L’Occidente non soccorre l’Africa. E allora ci pensa la Cina

La generosità di Pechino ha anche un secondo fine: consolidare la sua penetrazione in Africa con una strategia ‘soft-power’, saccheggiando le risorse naturali e conquistando quelle che erano zone d’influenza occidentale

L’Occidente non soccorre l’Africa. E allora ci pensa la Cina

La Cina tende la mano all’Africa in previsione dell'ecatombe che la pandemia di coronavirus produrrà nel continente. E lo fa con ricchi doni di materiale sanitario.

Il miliardario cinese Jack Ma, fondatore di Alibaba, ha fatto arrivare ad Addis Abeba 5,4 milioni di mascherine, 1 milione di test diagnostici e 40 mila  tute protettive contro il virus.

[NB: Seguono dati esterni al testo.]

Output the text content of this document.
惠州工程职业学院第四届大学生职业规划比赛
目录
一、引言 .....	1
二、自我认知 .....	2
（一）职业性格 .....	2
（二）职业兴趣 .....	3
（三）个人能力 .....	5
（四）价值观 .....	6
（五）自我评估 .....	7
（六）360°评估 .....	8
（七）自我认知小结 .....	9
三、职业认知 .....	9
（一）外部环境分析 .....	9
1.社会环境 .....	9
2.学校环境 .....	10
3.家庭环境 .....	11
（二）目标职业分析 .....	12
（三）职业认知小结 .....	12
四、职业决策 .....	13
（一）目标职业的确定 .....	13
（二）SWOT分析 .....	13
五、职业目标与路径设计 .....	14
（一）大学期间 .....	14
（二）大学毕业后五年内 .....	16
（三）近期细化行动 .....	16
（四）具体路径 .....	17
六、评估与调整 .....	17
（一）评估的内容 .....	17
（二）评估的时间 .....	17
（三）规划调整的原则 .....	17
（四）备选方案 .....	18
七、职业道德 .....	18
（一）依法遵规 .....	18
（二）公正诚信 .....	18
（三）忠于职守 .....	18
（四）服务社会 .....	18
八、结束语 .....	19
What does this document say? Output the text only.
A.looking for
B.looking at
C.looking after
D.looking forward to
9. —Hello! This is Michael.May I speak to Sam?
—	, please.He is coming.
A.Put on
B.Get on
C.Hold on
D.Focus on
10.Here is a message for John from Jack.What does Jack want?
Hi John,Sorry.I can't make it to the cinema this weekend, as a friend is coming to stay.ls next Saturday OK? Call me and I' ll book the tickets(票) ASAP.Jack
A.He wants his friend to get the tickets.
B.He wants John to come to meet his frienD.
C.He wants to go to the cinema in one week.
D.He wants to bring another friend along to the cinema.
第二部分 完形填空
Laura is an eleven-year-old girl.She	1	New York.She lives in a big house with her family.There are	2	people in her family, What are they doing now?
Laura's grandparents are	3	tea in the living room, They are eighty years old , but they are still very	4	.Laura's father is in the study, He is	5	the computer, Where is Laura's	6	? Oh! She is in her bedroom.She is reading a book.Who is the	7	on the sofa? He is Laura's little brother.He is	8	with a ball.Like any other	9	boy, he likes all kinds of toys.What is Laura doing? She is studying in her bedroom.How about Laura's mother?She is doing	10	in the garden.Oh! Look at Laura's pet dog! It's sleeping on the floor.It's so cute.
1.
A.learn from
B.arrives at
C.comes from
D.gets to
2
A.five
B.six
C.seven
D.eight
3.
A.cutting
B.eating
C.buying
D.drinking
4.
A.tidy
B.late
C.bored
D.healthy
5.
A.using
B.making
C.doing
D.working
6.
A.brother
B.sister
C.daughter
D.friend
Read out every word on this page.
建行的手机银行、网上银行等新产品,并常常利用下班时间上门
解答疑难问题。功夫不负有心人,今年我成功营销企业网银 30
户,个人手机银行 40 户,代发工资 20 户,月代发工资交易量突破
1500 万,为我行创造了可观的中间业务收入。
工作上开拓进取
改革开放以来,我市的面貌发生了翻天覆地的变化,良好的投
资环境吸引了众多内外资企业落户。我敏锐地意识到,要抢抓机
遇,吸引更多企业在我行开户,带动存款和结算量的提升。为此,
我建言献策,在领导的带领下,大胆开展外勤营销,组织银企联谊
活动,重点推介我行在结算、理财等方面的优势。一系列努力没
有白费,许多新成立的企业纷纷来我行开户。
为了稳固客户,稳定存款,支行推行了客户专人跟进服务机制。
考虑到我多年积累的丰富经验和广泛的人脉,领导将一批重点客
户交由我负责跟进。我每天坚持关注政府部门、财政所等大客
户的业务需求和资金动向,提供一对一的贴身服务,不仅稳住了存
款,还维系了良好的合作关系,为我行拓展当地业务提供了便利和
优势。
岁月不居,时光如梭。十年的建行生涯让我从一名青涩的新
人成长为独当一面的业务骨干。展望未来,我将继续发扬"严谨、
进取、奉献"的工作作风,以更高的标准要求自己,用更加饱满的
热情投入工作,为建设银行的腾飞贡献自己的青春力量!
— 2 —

Ingenti donazioni sono giunte anche da un altro colosso cinese, il gigante delle telecomunicazioni Huawei, che ha fornito materiale sanitario a Tunisia, Sudafrica, Zambia e Kenya.

Ma sono aiuti che sottointendono secondi fini. Le attenzioni con cui Pechino si pone come partner privilegiato nella guerra contro il Covid-19 fa parte della strategia di una penetrazione ‘soft-power’ in Africa, saccheggiarndo le risorse naturali e conquistando quelle che erano zone d’influenza occidentale.

Negli ultimi 15 anni, gli scambi commerciali tra i due continenti sono stati moltiplicati per undici fino a superare i 170 miliardi di euro. Oggi, un milione di cinesi vive in Africa e circa 50 mila studenti africani è iscritto nelle università in Cina.